Show that there exists an environment around zero so that $f(x,y)=0 \iff y=g(x)$ for a unique function $g$. Further show that $g$ is two times continuous differentiable in this environment and calculate $g'(0)$ and $g''(0)$.
$f$ is continuous differentiable, which can be seen with help of the differential matrix:
$ \mathrm{D}f(x,y)=\left(-2x\sin(x^2)+2y-4 \quad ,\quad 2x+2y\cos(y^2)-1\right)$
So $f$ is partial differentiable and both partial derivatives are composed of continuous differentiable functions. So $f$ is continuous differentiable.

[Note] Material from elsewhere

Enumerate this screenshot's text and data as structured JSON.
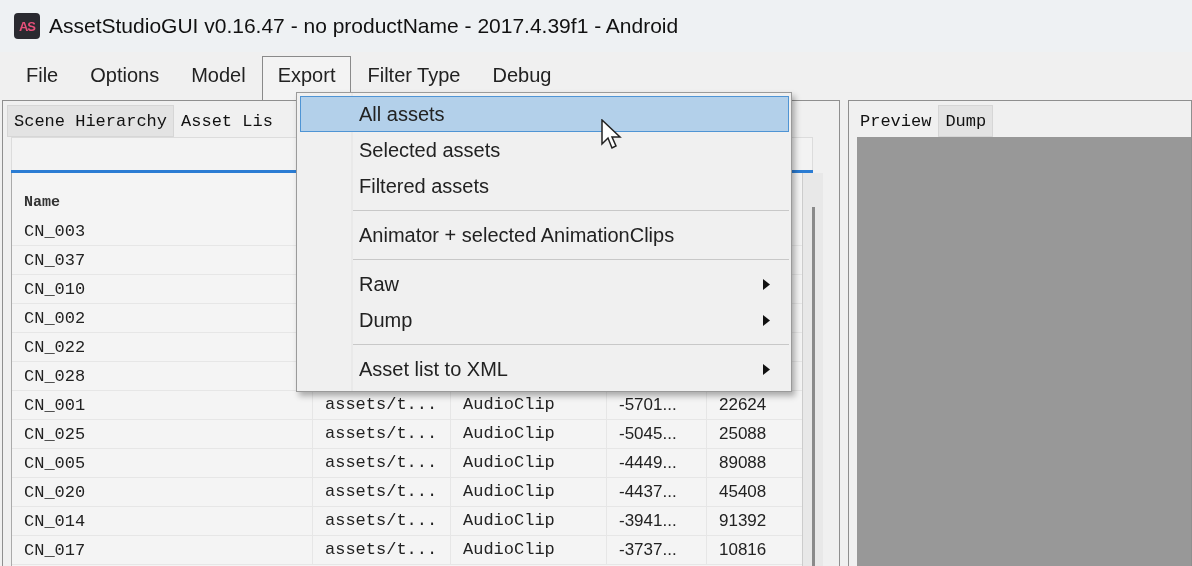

It is $f(0,0)=0$ und $D_2f(0,0)=-4$ so $D_2f(0,0)$ is invertible. It exists a unique function $g$ with $y=g(x)$ and
$g^\prime(x)=Dg(x)=-\frac{\partial f(x,y)}{\partial y}^{-1}\frac{\partial f(x,y)}{\partial x}$
It follows $g^\prime(x)=\frac{2x\sin(x^2)-2y+4}{2x+2y\cos(y^2)+1}$ which is continuous and differentiable and $g^\prime(0)=\frac{2y+44}{2y\cos(y^2)+1}=\frac{2g(0)+4}{2g(0)\cos((g(0))^2)+1}=4$
Let now $y=g(x)$ and differentiate $g^\prime(x)$
Is this ok so far? But now differentiating $g'(x)$ becomes a really exhaustive task. Is there a simpler way to do this than applying quotient rule and fill several pages?